Albert Einstein said: " There are only two ways to live: one is as though nothing is a miracle; the other way is as though everything is a miracle."   "I never made one of my discoveries through the process of rational thinking."   "Ego equals 1 divided by knowledge."

     Niels Bohr said: "The opposite of a truth is another profound truth."

     Georgia O'Keefe:  "It take a long time to see a flower."
 
Alan Watts:  "We must see that consciousness is neither an isolate soul nor the mere function of a single nervous system, but of that totality of interrelated stars and galaxies that makes a nervous system possible."

Thich Nhat Hanh:  On the concept of Inter-Being: The idea of “Interbeing” – introduced by Thich Nhat Hanh into the North American Buddhist vocabulary – may be viewed as a formulation of the doctrine of  “dependant co-arising” in the Paticca-samuppada-vibhanga Sutta.
In the Heart of Understanding – Thay’s commentary on the Heart of the Prajnaparamita Sutra – he writes:
If you are a poet, you will see clearly that there is a cloud floating in this sheet of paper. Without a cloud, there will be no rain; without rain, the trees cannot grow; and without trees, we cannot make paper. The cloud is essential for the paper to exist. If the cloud is not here, the sheet of paper cannot be here either. So we can say that the cloud and the paper inter-are. “Interbeing” is a word that is not in the dictionary yet, but if we combine the prefix “inter-“ with the verb “to be,” we have a new verb, inter-be.
The observation that we “inter-are”, while true and poetic is not really the most important element of “Interbeing”. The important part is the realization that there is no independent self – that the perception of self, of “me”, of “mine” is an illusion.  Awareness that “I” am made of “non-I” elements leads to the understanding of non-self and it is the realization of non-self that brings an end to suffering.


 The Mirror of this World

Every particle of the world is a mirror,
In each atom lies the blazing light
of a thousand suns
Cleave the heart of a rain-drop,
a hundred pure oceans will flow forth.
Look closely at a grain of sand,
The seed of a thousand beings can be seen
The foot of an ant is larger than an elephant;
In essence, a drop of water
is no different than the Nile.
In the heart of a barley-corn
lies the fruit of a hundred harvests;
Within the pulp of a millet seed
an entire universe can be found.
In the wing of a fly, an ocean of wonder;
In the pupil of the eye, an endless heaven.
Though the inner chamber of the heart is small,
the Lord of both worlds
gladly makes his home there.

- Mahmud Shabestari
Reproduced from the blog of Eknath Easwaran, from Strength in the Storm, creating calm in difficult times.




Black Elk quotes:

And while I stood there
I saw more than I can tell
and I understood more than I saw;
for I was seeing in a sacred manner
the shapes of all things in the spirit,
and the shape of all shapes
as they must live together like one being.

     
All things are our relatives;
what we do to everything, we
do to ourselves.
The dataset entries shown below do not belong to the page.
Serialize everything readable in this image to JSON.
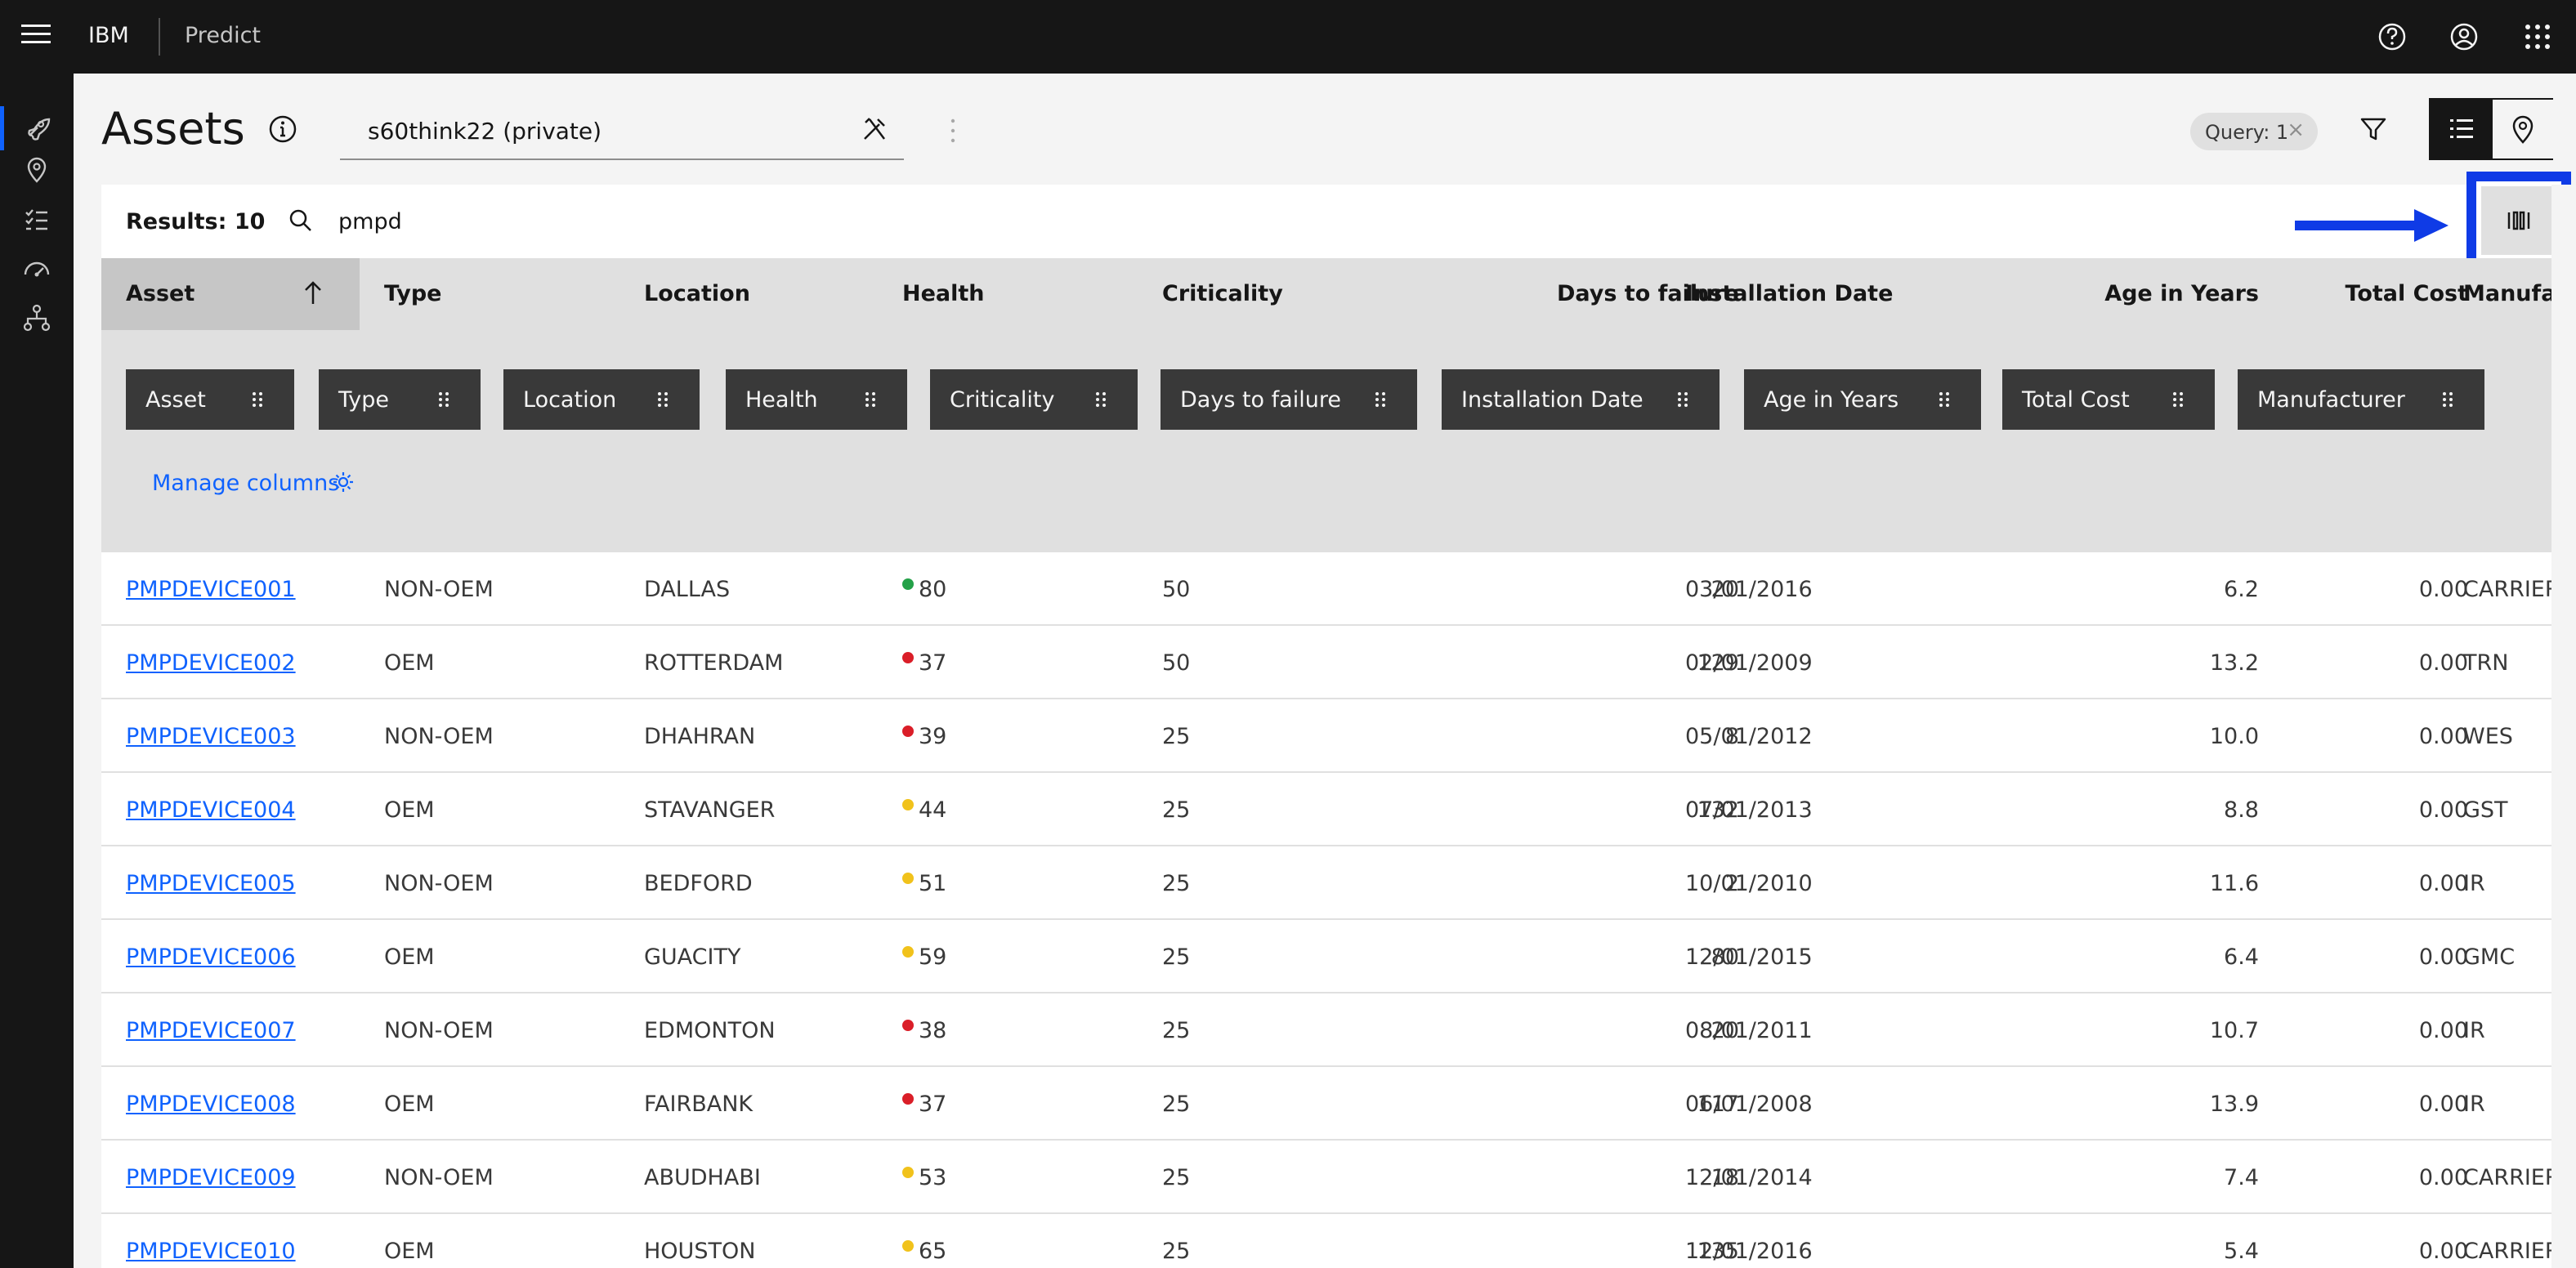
{
  "header": {
    "brand": "IBM",
    "product": "Predict",
    "icons": [
      "help-icon",
      "user-avatar-icon",
      "app-switcher-icon"
    ]
  },
  "rail": {
    "items": [
      "rocket-icon",
      "location-pin-icon",
      "task-checklist-icon",
      "dashboard-gauge-icon",
      "hierarchy-icon"
    ]
  },
  "page": {
    "title": "Assets",
    "query_value": "s60think22 (private)",
    "query_tag": "Query: 1",
    "query_tag_close": "×"
  },
  "toolbar": {
    "results": "Results: 10",
    "search_value": "pmpd"
  },
  "columns": [
    "Asset",
    "Type",
    "Location",
    "Health",
    "Criticality",
    "Days to failure",
    "Installation Date",
    "Age in Years",
    "Total Cost",
    "Manufact"
  ],
  "chips": [
    "Asset",
    "Type",
    "Location",
    "Health",
    "Criticality",
    "Days to failure",
    "Installation Date",
    "Age in Years",
    "Total Cost",
    "Manufacturer"
  ],
  "manage_columns": "Manage columns",
  "colors": {
    "good": "#24a148",
    "bad": "#da1e28",
    "warn": "#f1c21b",
    "accent": "#0f62fe",
    "highlight": "#0f3be6"
  },
  "rows": [
    {
      "asset": "PMPDEVICE001",
      "type": "NON-OEM",
      "location": "DALLAS",
      "health_status": "good",
      "health": "80",
      "criticality": "50",
      "days": "20",
      "install": "03/01/2016",
      "age": "6.2",
      "cost": "0.00",
      "mfr": "CARRIER"
    },
    {
      "asset": "PMPDEVICE002",
      "type": "OEM",
      "location": "ROTTERDAM",
      "health_status": "bad",
      "health": "37",
      "criticality": "50",
      "days": "129",
      "install": "02/01/2009",
      "age": "13.2",
      "cost": "0.00",
      "mfr": "TRN"
    },
    {
      "asset": "PMPDEVICE003",
      "type": "NON-OEM",
      "location": "DHAHRAN",
      "health_status": "bad",
      "health": "39",
      "criticality": "25",
      "days": "8",
      "install": "05/01/2012",
      "age": "10.0",
      "cost": "0.00",
      "mfr": "WES"
    },
    {
      "asset": "PMPDEVICE004",
      "type": "OEM",
      "location": "STAVANGER",
      "health_status": "warn",
      "health": "44",
      "criticality": "25",
      "days": "132",
      "install": "07/01/2013",
      "age": "8.8",
      "cost": "0.00",
      "mfr": "GST"
    },
    {
      "asset": "PMPDEVICE005",
      "type": "NON-OEM",
      "location": "BEDFORD",
      "health_status": "warn",
      "health": "51",
      "criticality": "25",
      "days": "2",
      "install": "10/01/2010",
      "age": "11.6",
      "cost": "0.00",
      "mfr": "IR"
    },
    {
      "asset": "PMPDEVICE006",
      "type": "OEM",
      "location": "GUACITY",
      "health_status": "warn",
      "health": "59",
      "criticality": "25",
      "days": "80",
      "install": "12/01/2015",
      "age": "6.4",
      "cost": "0.00",
      "mfr": "GMC"
    },
    {
      "asset": "PMPDEVICE007",
      "type": "NON-OEM",
      "location": "EDMONTON",
      "health_status": "bad",
      "health": "38",
      "criticality": "25",
      "days": "20",
      "install": "08/01/2011",
      "age": "10.7",
      "cost": "0.00",
      "mfr": "IR"
    },
    {
      "asset": "PMPDEVICE008",
      "type": "OEM",
      "location": "FAIRBANK",
      "health_status": "bad",
      "health": "37",
      "criticality": "25",
      "days": "117",
      "install": "06/01/2008",
      "age": "13.9",
      "cost": "0.00",
      "mfr": "IR"
    },
    {
      "asset": "PMPDEVICE009",
      "type": "NON-OEM",
      "location": "ABUDHABI",
      "health_status": "warn",
      "health": "53",
      "criticality": "25",
      "days": "18",
      "install": "12/01/2014",
      "age": "7.4",
      "cost": "0.00",
      "mfr": "CARRIER"
    },
    {
      "asset": "PMPDEVICE010",
      "type": "OEM",
      "location": "HOUSTON",
      "health_status": "warn",
      "health": "65",
      "criticality": "25",
      "days": "135",
      "install": "12/01/2016",
      "age": "5.4",
      "cost": "0.00",
      "mfr": "CARRIER"
    }
  ]
}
All is really One."

The first peace, which is the most important, is that which comes within the souls of people when they realize their relationship, their oneness with the universe and all its powers, and when they realize that at the center of the universe dwells the Great Spirit, and that this center is really everywhere, it is within each of us     Black Elk of the Oglala Lakota Sioux  (1863-1950)

2 comments:

as said...

thank you Sky for a stimulating talk

Unknown said...

and a quote from the "Hitchhiker's Guide to the Galaxy":

“Far out in the uncharted backwaters of the unfashionable end of the western spiral arm of the Galaxy lies a small unregarded yellow sun. Orbiting this at a distance of roughly ninety-two million miles is an utterly insignificant little blue green planet whose ape-descended life forms are so amazingly primitive that they still think digital watches are a pretty neat idea.”